Why Princess Margaret was known as the world’s most difficult guest
A typical night out for Princess Margaret meant turning up to a dinner party, at least two hours late.
The other guests had strict instructions that they weren’t to start eating until the guest of honour had arrived. That in itself created all kinds of angst.
According to Craig Brown, author of Ma’am Darling: 99 glimpses of Princess Margaret, when the Princess finally arrive, the other guests were all starving and couldn’t wait to tuck into their meal.
But the Princess was not known to eat large quantities. She barely nibbled at her food before stopping, meaning that the other diners had to put down their cutlery too.
“And if she didn’t want any pudding, then nobody else would have it! Suddenly people who’d been really hungry for two hours would be forced to stop eating,” Brown told the ABC.
But guests could forget about ducking out of the party early and grabbing a feed on the way home; nobody was allowed to leave before the princess.
“A lot of these people had jobs to go to the next day and the Princess also loved staying up late, because she would always get up at 11am,” Brown said.
Brown’s award-winning book is incredibly entertaining; filled with hilarious anecdotes about the Princess who, in later years, complained about the way the media represented her.
Did the press really treat her so harshly, though? Brown doesn’t believe Princess Margaret had any more “misrepresentations” than anyone else who lived their lives in the public eye.
However, during his research for the book, Brown realised that many rumours that had circulated in the 1960s, (including whispers that she’d had multiple affairs with stars like Warren Beatty and Mick Jagger) simply didn’t hold up.
“But I think most of the headline stories were true and the media would have printed far more stories at the time, if they’d been less deferential,” Brown says.
“Margaret liked to socialise with pop and film stars and she loved the high life of the 60s but…. she didn’t really like mixing with the public and she could be incredibly rude.”
It wasn’t only dinner parties where the Princess managed to cause trouble.
One story in Ma’am Darling tells of Margaret being taken around a retirement village in the Midlands of England, where a group of senior ladies had prepared a chicken dish.
Margaret famously took one look at the food (after having a few drinks at 10.30am) and said; “That looks like sick!”
The women were understandably mortified. But, Brown points out, they shouldn’t have been too upset: Margaret could be equally as rude to prominent film directors as she was to members of the public.
Another story recounted in Ma’am Darling occurred in the mid-1960s when the Princess was visiting Rome.
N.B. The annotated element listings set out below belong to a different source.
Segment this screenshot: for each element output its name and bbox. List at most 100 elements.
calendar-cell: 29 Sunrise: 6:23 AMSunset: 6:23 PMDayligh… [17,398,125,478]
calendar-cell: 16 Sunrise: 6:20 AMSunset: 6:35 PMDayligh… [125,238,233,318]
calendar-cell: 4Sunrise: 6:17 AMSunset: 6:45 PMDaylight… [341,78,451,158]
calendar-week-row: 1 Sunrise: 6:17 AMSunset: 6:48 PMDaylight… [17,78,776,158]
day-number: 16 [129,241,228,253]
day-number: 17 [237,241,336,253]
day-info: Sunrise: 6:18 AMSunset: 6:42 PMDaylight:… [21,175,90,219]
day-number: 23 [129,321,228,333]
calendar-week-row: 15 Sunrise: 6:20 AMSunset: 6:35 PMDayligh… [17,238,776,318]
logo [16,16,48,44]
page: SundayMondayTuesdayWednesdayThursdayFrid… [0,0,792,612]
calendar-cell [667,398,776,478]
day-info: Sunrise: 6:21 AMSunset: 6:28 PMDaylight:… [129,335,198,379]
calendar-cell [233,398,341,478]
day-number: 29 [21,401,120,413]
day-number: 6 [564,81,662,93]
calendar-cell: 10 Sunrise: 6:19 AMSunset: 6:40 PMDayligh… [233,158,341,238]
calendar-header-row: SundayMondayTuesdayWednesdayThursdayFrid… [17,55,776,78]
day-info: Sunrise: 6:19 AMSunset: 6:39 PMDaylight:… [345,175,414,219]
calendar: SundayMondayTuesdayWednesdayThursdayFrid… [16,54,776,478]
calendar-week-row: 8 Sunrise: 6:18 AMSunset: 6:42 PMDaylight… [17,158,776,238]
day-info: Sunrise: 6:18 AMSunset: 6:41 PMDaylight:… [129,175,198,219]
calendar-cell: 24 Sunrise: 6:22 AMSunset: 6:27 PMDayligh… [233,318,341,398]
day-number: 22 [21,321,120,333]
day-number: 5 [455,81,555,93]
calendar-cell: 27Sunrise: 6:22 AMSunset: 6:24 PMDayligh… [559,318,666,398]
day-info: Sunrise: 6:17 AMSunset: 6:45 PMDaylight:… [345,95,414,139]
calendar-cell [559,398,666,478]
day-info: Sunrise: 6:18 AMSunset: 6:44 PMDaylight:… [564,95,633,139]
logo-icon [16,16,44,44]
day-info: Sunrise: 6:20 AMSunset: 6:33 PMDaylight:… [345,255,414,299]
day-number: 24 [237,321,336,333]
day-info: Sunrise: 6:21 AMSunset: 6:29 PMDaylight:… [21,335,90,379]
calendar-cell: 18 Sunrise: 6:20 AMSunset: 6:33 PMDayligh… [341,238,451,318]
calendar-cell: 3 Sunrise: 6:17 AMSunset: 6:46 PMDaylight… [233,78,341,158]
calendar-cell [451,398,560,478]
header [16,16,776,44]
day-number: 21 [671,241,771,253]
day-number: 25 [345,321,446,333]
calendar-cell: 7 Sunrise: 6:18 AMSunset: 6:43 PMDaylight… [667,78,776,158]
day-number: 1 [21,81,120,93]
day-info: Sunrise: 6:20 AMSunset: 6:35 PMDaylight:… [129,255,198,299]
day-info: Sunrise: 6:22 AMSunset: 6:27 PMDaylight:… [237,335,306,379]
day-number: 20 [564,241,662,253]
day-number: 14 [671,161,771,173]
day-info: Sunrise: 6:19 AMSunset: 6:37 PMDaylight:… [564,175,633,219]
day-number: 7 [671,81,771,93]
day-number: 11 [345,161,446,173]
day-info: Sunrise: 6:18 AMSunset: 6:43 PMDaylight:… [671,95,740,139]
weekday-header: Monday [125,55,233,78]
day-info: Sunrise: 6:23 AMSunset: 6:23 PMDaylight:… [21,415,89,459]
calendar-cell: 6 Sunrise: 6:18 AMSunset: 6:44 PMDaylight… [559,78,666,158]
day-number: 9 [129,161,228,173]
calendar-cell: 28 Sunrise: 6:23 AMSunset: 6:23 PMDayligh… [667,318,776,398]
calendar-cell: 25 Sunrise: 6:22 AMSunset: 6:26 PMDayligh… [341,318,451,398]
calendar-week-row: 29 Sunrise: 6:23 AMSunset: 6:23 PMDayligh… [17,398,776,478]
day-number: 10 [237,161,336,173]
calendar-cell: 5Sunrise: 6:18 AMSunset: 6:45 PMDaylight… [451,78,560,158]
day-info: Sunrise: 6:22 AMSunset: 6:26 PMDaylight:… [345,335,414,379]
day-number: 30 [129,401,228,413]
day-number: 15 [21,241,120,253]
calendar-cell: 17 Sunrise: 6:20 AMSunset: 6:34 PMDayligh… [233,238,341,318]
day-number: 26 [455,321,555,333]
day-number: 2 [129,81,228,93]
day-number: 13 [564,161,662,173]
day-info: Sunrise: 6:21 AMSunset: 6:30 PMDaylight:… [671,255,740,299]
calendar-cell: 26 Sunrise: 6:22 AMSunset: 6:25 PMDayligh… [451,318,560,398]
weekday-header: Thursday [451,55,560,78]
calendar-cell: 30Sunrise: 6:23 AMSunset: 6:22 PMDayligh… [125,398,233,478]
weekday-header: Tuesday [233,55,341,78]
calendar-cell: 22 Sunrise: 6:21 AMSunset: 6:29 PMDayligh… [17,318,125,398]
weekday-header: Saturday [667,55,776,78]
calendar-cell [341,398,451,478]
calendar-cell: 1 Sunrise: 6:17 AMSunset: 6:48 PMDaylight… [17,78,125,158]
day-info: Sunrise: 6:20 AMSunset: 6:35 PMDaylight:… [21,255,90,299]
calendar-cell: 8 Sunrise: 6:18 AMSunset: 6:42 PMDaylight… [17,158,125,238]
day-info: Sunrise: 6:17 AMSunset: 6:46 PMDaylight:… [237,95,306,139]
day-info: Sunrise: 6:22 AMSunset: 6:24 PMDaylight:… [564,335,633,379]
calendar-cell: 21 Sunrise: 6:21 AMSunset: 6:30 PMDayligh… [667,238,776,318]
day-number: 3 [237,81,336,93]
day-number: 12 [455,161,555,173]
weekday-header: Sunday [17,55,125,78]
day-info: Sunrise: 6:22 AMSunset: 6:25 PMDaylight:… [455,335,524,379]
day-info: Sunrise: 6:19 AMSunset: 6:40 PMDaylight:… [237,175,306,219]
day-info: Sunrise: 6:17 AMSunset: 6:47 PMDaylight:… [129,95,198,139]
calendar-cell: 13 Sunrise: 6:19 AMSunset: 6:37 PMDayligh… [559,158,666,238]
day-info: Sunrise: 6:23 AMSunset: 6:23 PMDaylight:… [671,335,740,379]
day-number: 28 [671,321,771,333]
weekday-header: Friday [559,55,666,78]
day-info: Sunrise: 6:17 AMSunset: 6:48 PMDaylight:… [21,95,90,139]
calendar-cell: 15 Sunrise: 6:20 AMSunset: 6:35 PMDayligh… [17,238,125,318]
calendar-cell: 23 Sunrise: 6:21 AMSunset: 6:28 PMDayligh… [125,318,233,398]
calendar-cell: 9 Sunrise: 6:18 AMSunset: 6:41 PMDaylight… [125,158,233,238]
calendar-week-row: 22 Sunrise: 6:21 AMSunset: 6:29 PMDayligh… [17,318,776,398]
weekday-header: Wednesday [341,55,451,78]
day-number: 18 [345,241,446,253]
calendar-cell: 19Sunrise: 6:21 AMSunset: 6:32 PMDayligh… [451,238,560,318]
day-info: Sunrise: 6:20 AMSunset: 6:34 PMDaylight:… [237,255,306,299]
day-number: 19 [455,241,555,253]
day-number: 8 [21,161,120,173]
A British diplomat was tasked with the role of hosting a special lunch for the royal “It Girl.”
According to Brown:
“The diplomat trained his daughter to say grace for Princess Margaret, who was one of the most glamorous women at the time. But, when she came into the room, the little girl was completely tongue-tied,” Brown says.
“Her mother said ‘Come on, just say what daddy said this morning,’ and the girl said ‘Oh yes. Why do we have to have that dreadful woman for lunch?’
“So, it shows the princess already had a reputation for being difficult.”
As part of Brown’s research, he managed to get hold of the memoirs of Princess Margaret’s former footman, whose book had been banned in the UK but available in the US.
The book, by David John Payne, My life with Princess Margaret, describes his time working for the princess between 1957–60.
Payne says a typical day for Margaret involved waking up anywhere between 11 am and midday when she’d order the newspapers to be brought to her bedroom. She’d then have a bath drawn for her, smoke a cigarette while she read the papers, before finally going downstairs for her first drink of the day.
Brown told the ABC that he believes boredom was the biggest trouble of Margaret’s life, especially in the aftermath of her marriage breakdown.
“If you think of the sad life, all that potential thrown away, I think boredom set in, especially when her children had grown up and her marriage was over. She was very, very prone to boredom,” Brown says.
“Sometimes she’d start polishing her collection of seashells and you’d think that was almost a definition of frustration. On her daily routine sometimes shed have her hair done twice in one day and that’s surely a sign of boredom.”
Brown writes: “In middle age, hurt by life, Margaret retreated into camp, becoming a nightclub burlesque of her sister. She was of royalty, yet divorced from it; royalty set at an oblique angle, royalty through a looking glass, royalty as pastiche.”
But was Margaret really that difficult?
Brown points out that, as the original “It Girl” of the British royal family, she went very far in efforts to modernise the establishment. She tried to bridge the widening gap between the royals and the public by appearing in public places other royals were reluctant to go.
“Towards the end of her life, she did many of the things that Princess Diana was famous for, for example, hugging AIDS patients when there was a lot of fear about AIDS — but she didn’t make it public.”
“If you compare her to the generation before, Margaret’s public image wasn’t stuffy. She was very glamorous and fun. She really was a party girl.”